"Bringing Motivation and Imagination to Learning and Literacy"

The sense of community that forms when hearing a story also applies to the classroom. A bubble forms around a class of listeners. Without even knowing it, kids are learning vocabulary, grammar, story structure, sentence structure, deductive reasoning, the rhythm of language and, of course, the development of the imagination....amongst other skills! (See list below). This knowledge and motivation can then carry over to other forms of literacy such as reading and writing in an organic and non-threatening way. Why try to force kids to learn when you can MOTIVATE them?!

I believe that you can't force people to learn. As educators, then, our ultimate goal needs to be to make learning interesting and enjoyable enough so that students WANT to learn. Storytelling is a motivational gateway into learning. For starters, it's fun! Because of this motivational factor and the literacy skills that it automatically builds, storytelling and story creating gives kids a positive experience with language and learning. It also helps to create a classroom culture while developing both academic and life skills including critical skills (problem solving, decision making, organization, communication, critical thinking, leadership and collaboration -- list developed but Peter Eppig, Professor at Antioch University, Keene, NH).

Learn the art of storytelling and the why it's such a successful tool for motivating kids and promoting language and learning! All activities are appropriate for classroom use. Handouts provided.


“So many great ideas on how to instill creativity and create and/or tell a story. Very useful in so many ways! Several ideas are already in the works as to how to tell a story without the use of a book (at my school).”

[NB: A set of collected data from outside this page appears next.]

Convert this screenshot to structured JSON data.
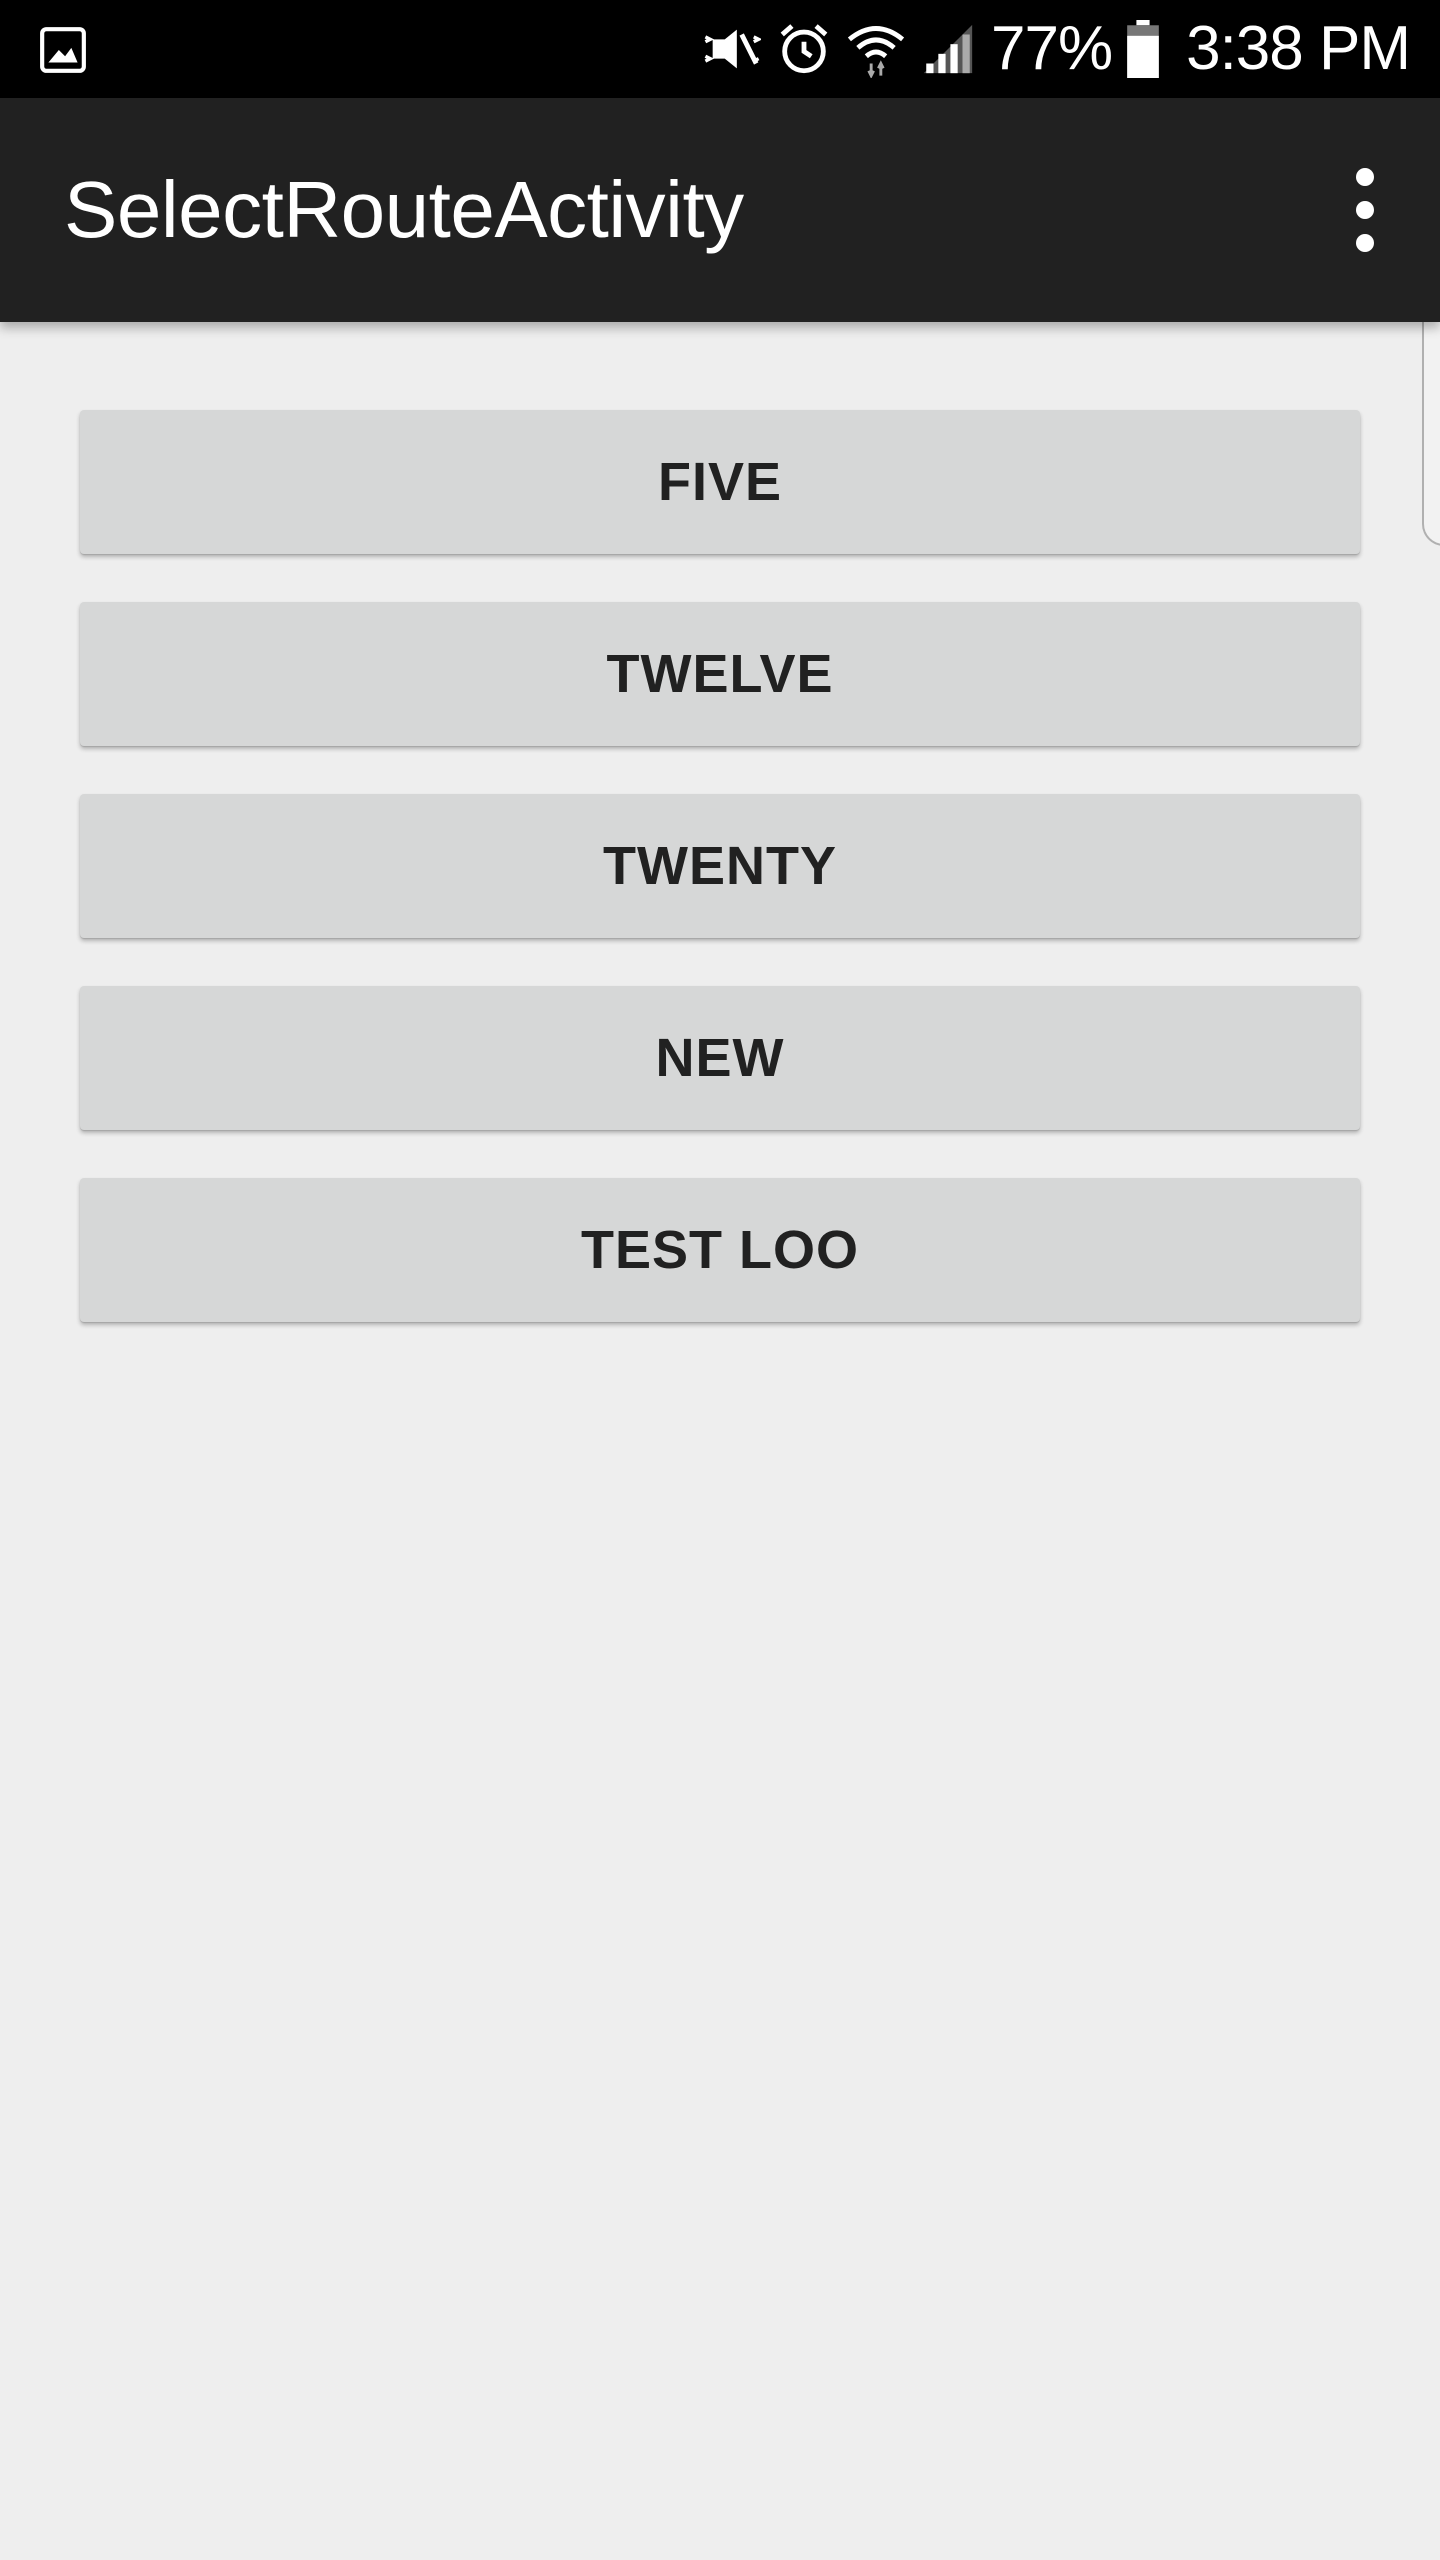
{
  "status_bar": {
    "battery_percent": "77%",
    "time": "3:38 PM",
    "icons": [
      "gallery-icon",
      "vibrate-mute-icon",
      "alarm-icon",
      "wifi-icon",
      "signal-icon",
      "battery-icon"
    ]
  },
  "action_bar": {
    "title": "SelectRouteActivity",
    "overflow_icon": "more-vert-icon"
  },
  "routes": [
    {
      "label": "FIVE"
    },
    {
      "label": "TWELVE"
    },
    {
      "label": "TWENTY"
    },
    {
      "label": "NEW"
    },
    {
      "label": "TEST LOO"
    }
  ],
  "colors": {
    "status_bar": "#000000",
    "action_bar": "#212121",
    "background": "#eeeeee",
    "button": "#d6d7d7",
    "button_text": "#212121"
  }
}
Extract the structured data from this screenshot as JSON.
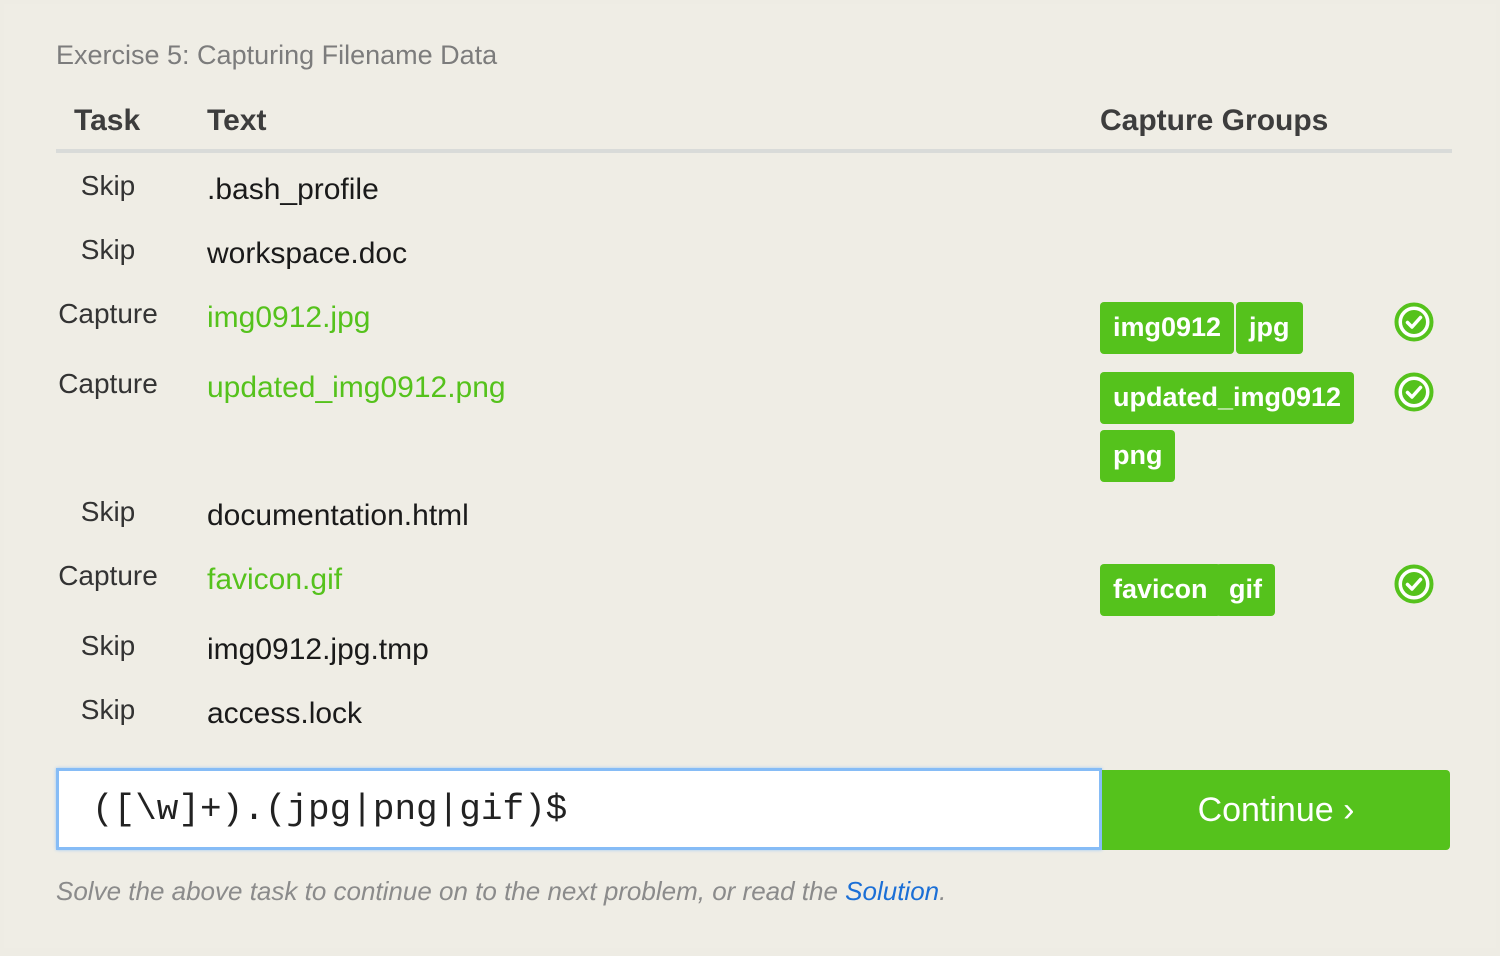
{
  "exercise_title": "Exercise 5: Capturing Filename Data",
  "columns": {
    "task": "Task",
    "text": "Text",
    "groups": "Capture Groups"
  },
  "rows": [
    {
      "task": "Skip",
      "text": ".bash_profile",
      "groups": [],
      "matched": false
    },
    {
      "task": "Skip",
      "text": "workspace.doc",
      "groups": [],
      "matched": false
    },
    {
      "task": "Capture",
      "text": "img0912.jpg",
      "groups": [
        "img0912",
        "jpg"
      ],
      "matched": true
    },
    {
      "task": "Capture",
      "text": "updated_img0912.png",
      "groups": [
        "updated_img0912",
        "png"
      ],
      "matched": true
    },
    {
      "task": "Skip",
      "text": "documentation.html",
      "groups": [],
      "matched": false
    },
    {
      "task": "Capture",
      "text": "favicon.gif",
      "groups": [
        "favicon",
        "gif"
      ],
      "matched": true
    },
    {
      "task": "Skip",
      "text": "img0912.jpg.tmp",
      "groups": [],
      "matched": false
    },
    {
      "task": "Skip",
      "text": "access.lock",
      "groups": [],
      "matched": false
    }
  ],
  "regex_input": {
    "value": "([\\w]+).(jpg|png|gif)$"
  },
  "continue_button": {
    "label": "Continue ›"
  },
  "footer": {
    "text": "Solve the above task to continue on to the next problem, or read the ",
    "link": "Solution",
    "suffix": "."
  },
  "colors": {
    "accent": "#55c21c",
    "link": "#1b6fd6",
    "background": "#efede5"
  },
  "icons": {
    "match": "check-circle-icon"
  }
}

2008 Storytelling Institute Participant

"When I saw Rona teach I was convinced we had the best person in her area of expertise than anyone else in our ten year history. She is a sensitive teacher who inspires......."

Lee Pogonowski, Director, Creative Arts Laboratory, Columbia University, Teachers College, NYC

"Over the past two months I found that the use of storytelling has not only given my class a 'self-esteem facelift' and enabled my kids to be better writers, but has given me a new teaching tool. I laughed and learned! Thank you for your ability to keep the mood light, be non-judgmental and supportive."

Student, Lesley University

"I've come away from this class a better teacher and observer because of it. It's allowed me to challenge myself and step into a new way of thinking about teaching. It's put drive in me and has helped me to love teaching again. It's added spontaneity and vitality to my students' lives, as well as my own."

Student Lesley University

"There were a lot of connections drawn between performance and literacy. I was captivated by the extreme potential in this organic kind of literacy."

Student, Columbia University, NYC

"Rona was great! This was an amazing class! This should be a requirement for all ed majors."

Student, Columbia University, NYC

"I will be able to integrate specific "games" in my work with literacy and teaching methodologies, as well as activities to use with kids to teach about cooperation and group dynamics!"

Teacher, Knoxville, TN

“I really had fun (on the bike trip with teens) using story to teach, inspire and entertain. Now I am teaching a middle school storytelling elective and I hear the students retelling stories, or using language from the stories I told in order to express themselves. Where they would never say to a peer, “You hurt my feelings”, they now say “You really wrinkled my paper” (which was from a story I told), and they are able to express themselves."

Donna Leard, Storyteller, Educator, 2008 Storytelling Institute Participant


When students are involved with storytelling -- as listeners, creators of stories or learning how to tell a story -- they are (unwittingly!) learning many skills while at the same time taking ownership of their stories.

The Benefits Include:

  • Listening skills
  • Oral and descriptive language
  • Poise & public speaking skills
  • Communication skills
  • Auditory memory
  • Imaginative thinking
  • Sequencing
  • Increased cooperation
  • Analytical skills
  • Reading/creative writing motivation
  • Story structure
  • Grammar
  • Sentence structure
  • Rhythm of language
  • Deductive reasoning
  • Improved self-esteem
  • Improved self-confidence
  • Body awareness
  • Greater retention & understanding of information
  • Builds cultural Understanding
  • Enhancing Empathy
  • Building critical skills
  • Freeing students from the mechanics of the written word, allowing greater creativity and success with language and learning


  • The family connection -- great way to get parents and siblings involved!
  • Reaches both kinesthetic & oral learners!
  • Creates a body-mind connection!
  • Emphasis is on sharing, not performing!
  • Develops community in the school (often, stories are shared with individual classes!)
  • Shows kids that they are capable of expressing a whole range of emotions with their body, face, and voice!